Riscos e Alertas à Saúde
Ingerir alimentos com mofo pode apresentar diversos riscos à saúde. Alguns tipos de mofo produzem micotoxinas, substâncias tóxicas que podem causar desde reações alérgicas e problemas gastrointestinais até intoxicações mais graves, dependendo do tipo de fungo e da quantidade ingerida. Sintomas como náuseas, vômitos, diarreia e dores abdominais são comuns.
Prevenção: A Melhor Estratégia
A prevenção é a chave para evitar a contaminação por mofo. Armazenar os alimentos corretamente, em recipientes fechados e em locais adequados (geladeira ou despensa, conforme a necessidade), ajuda a retardar o crescimento de fungos. É fundamental também manter a higiene na cozinha, limpando regularmente superfícies, utensílios e geladeira. Fique atento ao prazo de validade dos produtos e descarte alimentos que apresentem sinais de mofo, mesmo que em pequenas quantidades, pois as toxinas podem ter se espalhado.

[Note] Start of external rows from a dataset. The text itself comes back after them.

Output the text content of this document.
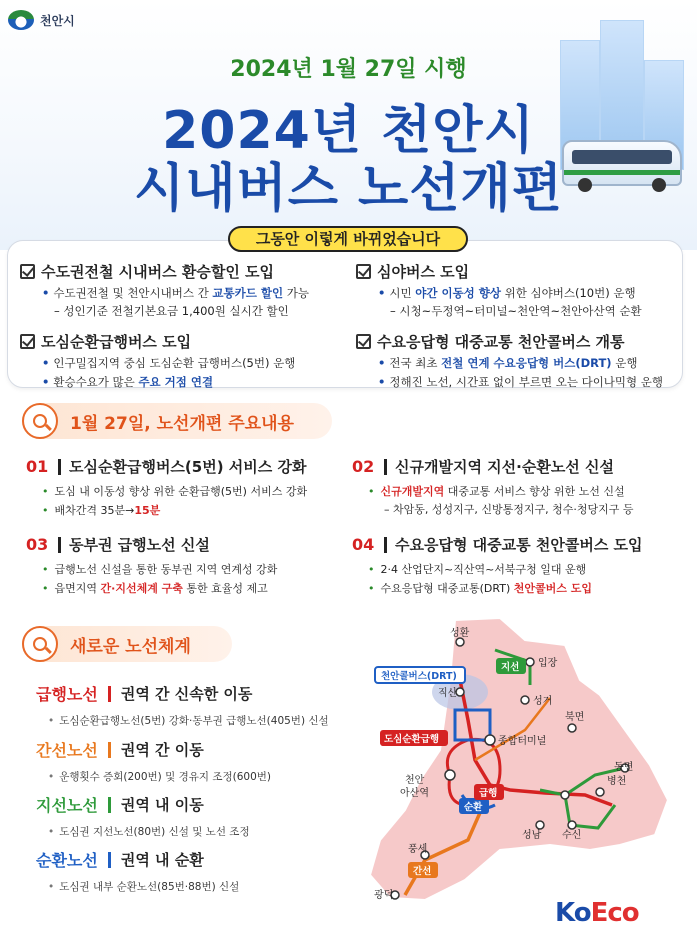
천안시
2024년 1월 27일 시행
2024년 천안시
시내버스 노선개편
그동안 이렇게 바뀌었습니다
수도권전철 시내버스 환승할인 도입
• 수도권전철 및 천안시내버스 간 교통카드 할인 가능
– 성인기준 전철기본요금 1,400원 실시간 할인
도심순환급행버스 도입
• 인구밀집지역 중심 도심순환 급행버스(5번) 운행
• 환승수요가 많은 주요 거점 연결
심야버스 도입
• 시민 야간 이동성 향상 위한 심야버스(10번) 운행
– 시청~두정역~터미널~천안역~천안아산역 순환
수요응답형 대중교통 천안콜버스 개통
• 전국 최초 전철 연계 수요응답형 버스(DRT) 운행
• 정해진 노선, 시간표 없이 부르면 오는 다이나믹형 운행
1월 27일, 노선개편 주요내용
01	도심순환급행버스(5번) 서비스 강화
• 도심 내 이동성 향상 위한 순환급행(5번) 서비스 강화
• 배차간격 35분→15분
02	신규개발지역 지선·순환노선 신설
• 신규개발지역 대중교통 서비스 향상 위한 노선 신설
– 차암동, 성성지구, 신방통정지구, 청수·청당지구 등
03	동부권 급행노선 신설
• 급행노선 신설을 통한 동부권 지역 연계성 강화
• 읍면지역 간·지선체계 구축 통한 효율성 제고
04	수요응답형 대중교통 천안콜버스 도입
• 2·4 산업단지~직산역~서북구청 일대 운행
• 수요응답형 대중교통(DRT) 천안콜버스 도입
새로운 노선체계
급행노선 권역 간 신속한 이동
• 도심순환급행노선(5번) 강화·동부권 급행노선(405번) 신설
간선노선 권역 간 이동
• 운행횟수 증회(200번) 및 경유지 조정(600번)
지선노선 권역 내 이동
• 도심권 지선노선(80번) 신설 및 노선 조정
순환노선 권역 내 순환
• 도심권 내부 순환노선(85번·88번) 신설
성환
입장
직산
성거
북면
종합터미널
천안
아산역
병천
동면
성남 수신
풍세
광덕
천안콜버스(DRT)
지선
도심순환급행
순환
급행
간선
KoEco
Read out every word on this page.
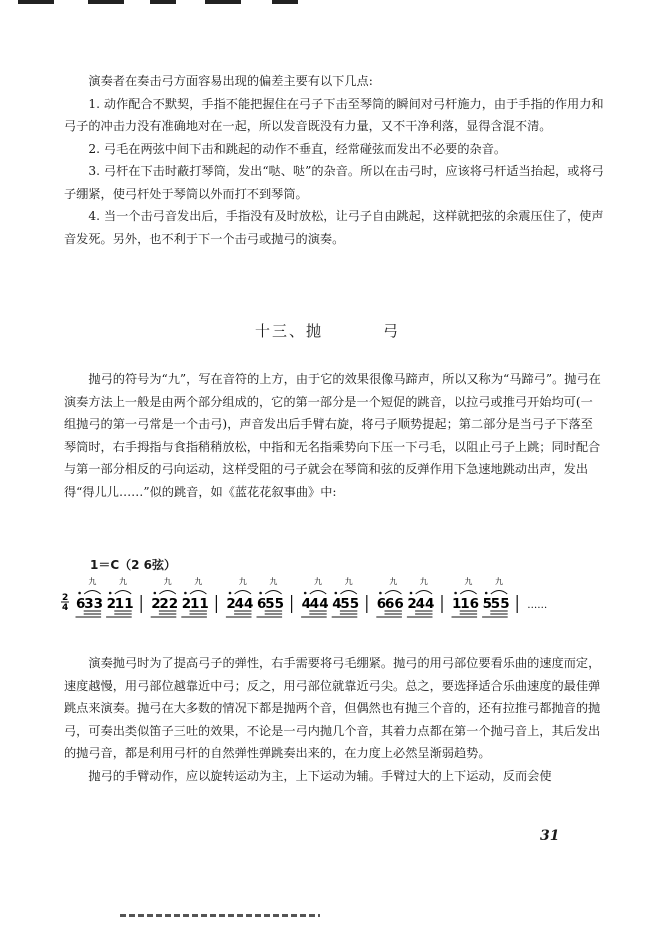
演奏者在奏击弓方面容易出现的偏差主要有以下几点:
1. 动作配合不默契，手指不能把握住在弓子下击至琴筒的瞬间对弓杆施力，由于手指的作用力和弓子的冲击力没有准确地对在一起，所以发音既没有力量，又不干净利落，显得含混不清。
2. 弓毛在两弦中间下击和跳起的动作不垂直，经常碰弦而发出不必要的杂音。
3. 弓杆在下击时蔽打琴筒，发出“哒、哒”的杂音。所以在击弓时，应该将弓杆适当抬起，或将弓子绷紧，使弓杆处于琴筒以外而打不到琴筒。
4. 当一个击弓音发出后，手指没有及时放松，让弓子自由跳起，这样就把弦的余震压住了，使声音发死。另外，也不利于下一个击弓或抛弓的演奏。
十三、抛	弓
抛弓的符号为“九”，写在音符的上方，由于它的效果很像马蹄声，所以又称为“马蹄弓”。抛弓在演奏方法上一般是由两个部分组成的，它的第一部分是一个短促的跳音，以拉弓或推弓开始均可(一组抛弓的第一弓常是一个击弓)，声音发出后手臂右旋，将弓子顺势提起；第二部分是当弓子下落至琴筒时，右手拇指与食指稍稍放松，中指和无名指乘势向下压一下弓毛，以阻止弓子上跳；同时配合与第一部分相反的弓向运动，这样受阻的弓子就会在琴筒和弦的反弹作用下急速地跳动出声，发出得“得儿儿……”似的跳音，如《蓝花花叙事曲》中:
1＝C（2 6弦）
2
4 6
33
九
2
11
九
2
22
九
2
11
九
2
44
九
6
55
九
4
44
九
4
55
九
6
66
九
2
44
九
1
16
九
5
55
九
……
演奏抛弓时为了提高弓子的弹性，右手需要将弓毛绷紧。抛弓的用弓部位要看乐曲的速度而定，速度越慢，用弓部位越靠近中弓；反之，用弓部位就靠近弓尖。总之，要选择适合乐曲速度的最佳弹跳点来演奏。抛弓在大多数的情况下都是抛两个音，但偶然也有抛三个音的，还有拉推弓都抛音的抛弓，可奏出类似笛子三吐的效果，不论是一弓内抛几个音，其着力点都在第一个抛弓音上，其后发出的抛弓音，都是利用弓杆的自然弹性弹跳奏出来的，在力度上必然呈渐弱趋势。
抛弓的手臂动作，应以旋转运动为主，上下运动为辅。手臂过大的上下运动，反而会使
31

Quando o Descarte é a Única Opção
A tentação de remover o mofo e consumir o restante do alimento pode ser grande, mas na maioria dos casos, o descarte é a atitude mais segura. Em alimentos mais densos, como queijos duros e vegetais firmes, pode ser possível cortar a parte mofada com uma margem de segurança. No entanto, em alimentos porosos, como pães, bolos e frutas macias, os esporos e as toxinas podem ter penetrado profundamente, tornando o consumo perigoso.